According to the Liberty Mutual subsidiary, the new product is designed to complement its existing regional warranties and indemnity (W&I) and tax liability insurance offerings, which are already available in Asia-Pacific.
The CRLI product offers protection from identified legal risks that might otherwise prevent or adversely impact transactions, or which might result in one party bearing a greater exposure to risk beyond their appetite.
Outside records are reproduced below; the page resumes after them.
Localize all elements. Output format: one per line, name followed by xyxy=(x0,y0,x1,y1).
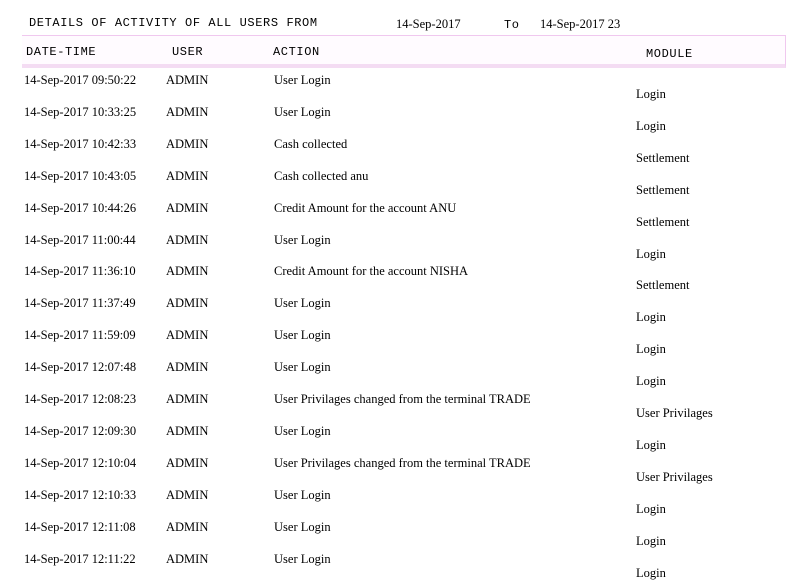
cell-user: ADMIN xyxy=(166,488,209,502)
cell-module: Login xyxy=(636,502,666,516)
cell-module: Login xyxy=(636,534,666,548)
cell-action: Credit Amount for the account NISHA xyxy=(274,264,469,278)
cell-action: User Login xyxy=(274,105,331,119)
cell-module: Login xyxy=(636,119,666,133)
cell-user: ADMIN xyxy=(166,137,209,151)
cell-datetime: 14-Sep-2017 10:33:25 xyxy=(24,105,137,119)
cell-module: Login xyxy=(636,310,666,324)
cell-module: User Privilages xyxy=(636,470,713,484)
cell-action: User Privilages changed from the termina… xyxy=(274,392,531,406)
cell-datetime: 14-Sep-2017 12:11:22 xyxy=(24,552,136,566)
cell-datetime: 14-Sep-2017 12:11:08 xyxy=(24,520,136,534)
cell-user: ADMIN xyxy=(166,73,209,87)
cell-action: User Login xyxy=(274,488,331,502)
from-date: 14-Sep-2017 xyxy=(396,17,461,31)
cell-action: User Login xyxy=(274,328,331,342)
cell-module: Login xyxy=(636,342,666,356)
cell-datetime: 14-Sep-2017 11:00:44 xyxy=(24,233,136,247)
cell-action: User Login xyxy=(274,520,331,534)
cell-user: ADMIN xyxy=(166,201,209,215)
cell-datetime: 14-Sep-2017 11:59:09 xyxy=(24,328,136,342)
cell-action: Cash collected anu xyxy=(274,169,369,183)
cell-user: ADMIN xyxy=(166,105,209,119)
cell-datetime: 14-Sep-2017 10:44:26 xyxy=(24,201,137,215)
cell-user: ADMIN xyxy=(166,520,209,534)
cell-action: User Privilages changed from the termina… xyxy=(274,456,531,470)
header-user: USER xyxy=(172,45,204,59)
cell-action: User Login xyxy=(274,424,331,438)
cell-user: ADMIN xyxy=(166,392,209,406)
cell-datetime: 14-Sep-2017 11:36:10 xyxy=(24,264,136,278)
to-date: 14-Sep-2017 23 xyxy=(540,17,621,31)
cell-user: ADMIN xyxy=(166,233,209,247)
cell-user: ADMIN xyxy=(166,328,209,342)
cell-user: ADMIN xyxy=(166,360,209,374)
cell-datetime: 14-Sep-2017 09:50:22 xyxy=(24,73,137,87)
cell-user: ADMIN xyxy=(166,296,209,310)
cell-module: User Privilages xyxy=(636,406,713,420)
cell-module: Settlement xyxy=(636,215,690,229)
report-title: DETAILS OF ACTIVITY OF ALL USERS FROM xyxy=(29,16,318,30)
cell-datetime: 14-Sep-2017 11:37:49 xyxy=(24,296,136,310)
cell-datetime: 14-Sep-2017 10:42:33 xyxy=(24,137,137,151)
cell-datetime: 14-Sep-2017 10:43:05 xyxy=(24,169,137,183)
cell-user: ADMIN xyxy=(166,169,209,183)
cell-user: ADMIN xyxy=(166,264,209,278)
cell-action: User Login xyxy=(274,296,331,310)
cell-module: Login xyxy=(636,247,666,261)
cell-datetime: 14-Sep-2017 12:10:04 xyxy=(24,456,137,470)
cell-datetime: 14-Sep-2017 12:09:30 xyxy=(24,424,137,438)
cell-module: Login xyxy=(636,566,666,580)
cell-module: Login xyxy=(636,87,666,101)
header-module: MODULE xyxy=(646,47,693,61)
cell-module: Settlement xyxy=(636,151,690,165)
cell-module: Login xyxy=(636,374,666,388)
cell-datetime: 14-Sep-2017 12:08:23 xyxy=(24,392,137,406)
cell-action: User Login xyxy=(274,552,331,566)
cell-action: User Login xyxy=(274,233,331,247)
to-label: To xyxy=(504,18,520,32)
header-datetime: DATE-TIME xyxy=(26,45,97,59)
cell-action: User Login xyxy=(274,73,331,87)
cell-action: Credit Amount for the account ANU xyxy=(274,201,457,215)
cell-module: Login xyxy=(636,438,666,452)
cell-module: Settlement xyxy=(636,183,690,197)
cell-action: Cash collected xyxy=(274,137,348,151)
cell-datetime: 14-Sep-2017 12:07:48 xyxy=(24,360,137,374)
cell-module: Settlement xyxy=(636,278,690,292)
cell-user: ADMIN xyxy=(166,456,209,470)
cell-datetime: 14-Sep-2017 12:10:33 xyxy=(24,488,137,502)
cell-user: ADMIN xyxy=(166,424,209,438)
cell-action: User Login xyxy=(274,360,331,374)
header-action: ACTION xyxy=(273,45,320,59)
cell-user: ADMIN xyxy=(166,552,209,566)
Liberty GTS added that it also enables cash that is otherwise trapped or held against a contingency to be released by using insurance capital to replace that cash collateral.
Each CLRI policy is unique and tailored to the specific legal risk to be insured.
“There has been an increasing appetite for W&I insurance in Asia-Pacific for the last few years, highlighting the increased acceptance of M&A insurance as a valuable tool during transactions,” said Rowan Bamford, president of Liberty GTS. “The launch of our CLRI product continues our drive to help buyers and sellers throughout the Asia-Pacific region through a range of highly effective transactional risk products.”
“The CLRI product was launched in Asia-Pacific following increasing demand from our clients for insurance tools which could help them to further smooth their dealmaking,” said Will Lewis, head of Asia-Pacific at Liberty GTS. “This product enables both parties to remove litigation hurdles from the transaction process and release corporate funds that would otherwise need to be set aside to pay out potential damages.”